We’re all right there with you as Keinetic is new and evolving UI in Epicor.

Nice to know I’m not crazy (or at least this isn’t the indicator!)

I’m curious about the service pack updates question.
I’ve read through this thread and it seems that question was not explicitly answered.

The Field Help for Security ID says:

I’d like to take the approach described above, but don’t want everything to unravel when we apply the next service pack.

Wow, that’s unfortunate.

So, now I see that I owe @bgilland an apology. I missed some of the technical term usage, and you clearly mentioned at the outset about the service pack thing. I was focused only on security groups, it seems.

I don’t know, but I can see that happening. @askulte has talked about changing menu item names and those reverting at upgrades, so I can see the security reverting, too.

I’ll say for myself, I just researched this for our company, and I have never done this. I have never changed the security ID of a system menu (screen/report/etc.). But I definitely have created new security IDs for screens that I created or duplicated.

Admittedly, it’s all been organic - I never had a huge plan around this except to make security groups and assign those. So even though I do appreciate the organization of the custom security ID idea, it does seem fragile.

Menu Security has to be one of the most laborious tasks for initial configuration. Ensuring to use the Principle of Least Privilege is made worse by the fact that typically when you do it, your not as familiar with Epicor and its security at the time.

There are a few posts around E10help that discuss best practices for setting menu security and reporting on it. No point setting it all up if you can’t audit it, or at least report on it. There was an Epicor Extension that did some form of access logging.
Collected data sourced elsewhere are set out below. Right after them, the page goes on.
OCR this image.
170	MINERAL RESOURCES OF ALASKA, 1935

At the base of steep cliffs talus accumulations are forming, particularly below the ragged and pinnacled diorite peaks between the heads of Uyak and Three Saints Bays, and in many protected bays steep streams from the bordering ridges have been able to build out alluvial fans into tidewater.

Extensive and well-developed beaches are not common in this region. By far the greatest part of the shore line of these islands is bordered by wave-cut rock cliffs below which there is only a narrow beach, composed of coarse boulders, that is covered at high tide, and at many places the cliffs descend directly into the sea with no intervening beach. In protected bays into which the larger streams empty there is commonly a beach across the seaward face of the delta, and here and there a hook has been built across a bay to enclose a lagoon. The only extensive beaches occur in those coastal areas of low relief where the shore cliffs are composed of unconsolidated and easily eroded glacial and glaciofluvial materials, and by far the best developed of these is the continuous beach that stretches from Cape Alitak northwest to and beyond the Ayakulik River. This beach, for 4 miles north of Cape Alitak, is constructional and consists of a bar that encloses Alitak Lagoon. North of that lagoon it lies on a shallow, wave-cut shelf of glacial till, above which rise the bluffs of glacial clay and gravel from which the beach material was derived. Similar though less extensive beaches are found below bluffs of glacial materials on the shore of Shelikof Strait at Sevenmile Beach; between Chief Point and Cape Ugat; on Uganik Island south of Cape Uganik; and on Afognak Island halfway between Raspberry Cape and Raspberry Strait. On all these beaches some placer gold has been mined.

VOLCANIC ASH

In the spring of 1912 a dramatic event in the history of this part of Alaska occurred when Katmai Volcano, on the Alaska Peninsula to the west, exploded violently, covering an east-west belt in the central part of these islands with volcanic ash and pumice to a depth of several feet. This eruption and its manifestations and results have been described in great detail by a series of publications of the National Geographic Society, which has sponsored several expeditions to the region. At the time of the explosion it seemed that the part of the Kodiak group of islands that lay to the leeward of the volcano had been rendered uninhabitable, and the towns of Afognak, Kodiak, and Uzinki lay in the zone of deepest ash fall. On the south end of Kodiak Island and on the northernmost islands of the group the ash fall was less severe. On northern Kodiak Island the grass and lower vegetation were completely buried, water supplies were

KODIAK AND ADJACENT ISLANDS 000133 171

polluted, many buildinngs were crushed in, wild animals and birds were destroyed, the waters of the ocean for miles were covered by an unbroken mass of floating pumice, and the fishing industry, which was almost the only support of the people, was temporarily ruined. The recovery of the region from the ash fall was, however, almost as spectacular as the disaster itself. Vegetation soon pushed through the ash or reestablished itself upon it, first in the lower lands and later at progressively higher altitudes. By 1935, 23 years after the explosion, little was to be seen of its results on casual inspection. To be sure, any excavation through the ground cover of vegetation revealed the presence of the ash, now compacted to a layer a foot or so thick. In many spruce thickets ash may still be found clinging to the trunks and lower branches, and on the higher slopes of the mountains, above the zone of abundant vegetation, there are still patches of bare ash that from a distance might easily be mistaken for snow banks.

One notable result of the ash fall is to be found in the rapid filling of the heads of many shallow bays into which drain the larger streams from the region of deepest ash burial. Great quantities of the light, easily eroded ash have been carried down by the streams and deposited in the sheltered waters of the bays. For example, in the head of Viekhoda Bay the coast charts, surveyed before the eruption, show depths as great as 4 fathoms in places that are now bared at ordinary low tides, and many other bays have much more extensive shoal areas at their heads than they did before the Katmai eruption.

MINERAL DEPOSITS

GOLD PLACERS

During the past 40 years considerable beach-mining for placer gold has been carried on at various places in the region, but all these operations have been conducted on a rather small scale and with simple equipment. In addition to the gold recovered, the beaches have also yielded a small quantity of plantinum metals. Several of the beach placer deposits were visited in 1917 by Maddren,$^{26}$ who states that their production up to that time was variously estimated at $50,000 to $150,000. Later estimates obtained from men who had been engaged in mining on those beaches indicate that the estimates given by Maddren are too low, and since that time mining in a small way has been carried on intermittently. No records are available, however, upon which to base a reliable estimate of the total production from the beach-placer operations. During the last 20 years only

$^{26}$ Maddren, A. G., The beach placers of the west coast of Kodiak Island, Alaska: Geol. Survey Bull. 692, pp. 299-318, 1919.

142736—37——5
Not sure if is available for the latest versions.

One thing I did want to point out is that if you don’t setup security on all menu items then you have the potential for a user to use the Open-with context menu to open a form they are not meant to have access to.

Yep, originally I tried to avoid getting group-happy, but I think the only solid way to audit who has access to what is to NEVER add a single person’s name to a menu item. Only groups.

Even if Jane is the only person that does job closing, still make a job closing security group. I have been undoing my sins of the past slowly like that.

Or more likely, 3 accounting people do job closing and then for some reason we let Jane do that, too, even though she isn’t in accounting.

So now I have to create the group and add Jane and the the 3 accounting people to it, since I am not giving Jane full accounting access. But it’s the right way.

I spoke with our implementation partner yesterday and they confirmed that the service packs would revert the SecurityID back.

Seems that the proper way to go about this is to create a requisite number of Security Groups, then selectively apply those groups against all the native (and custom) SecurityID’s, all 1700+ of them!

There is a Menu Security DMT available.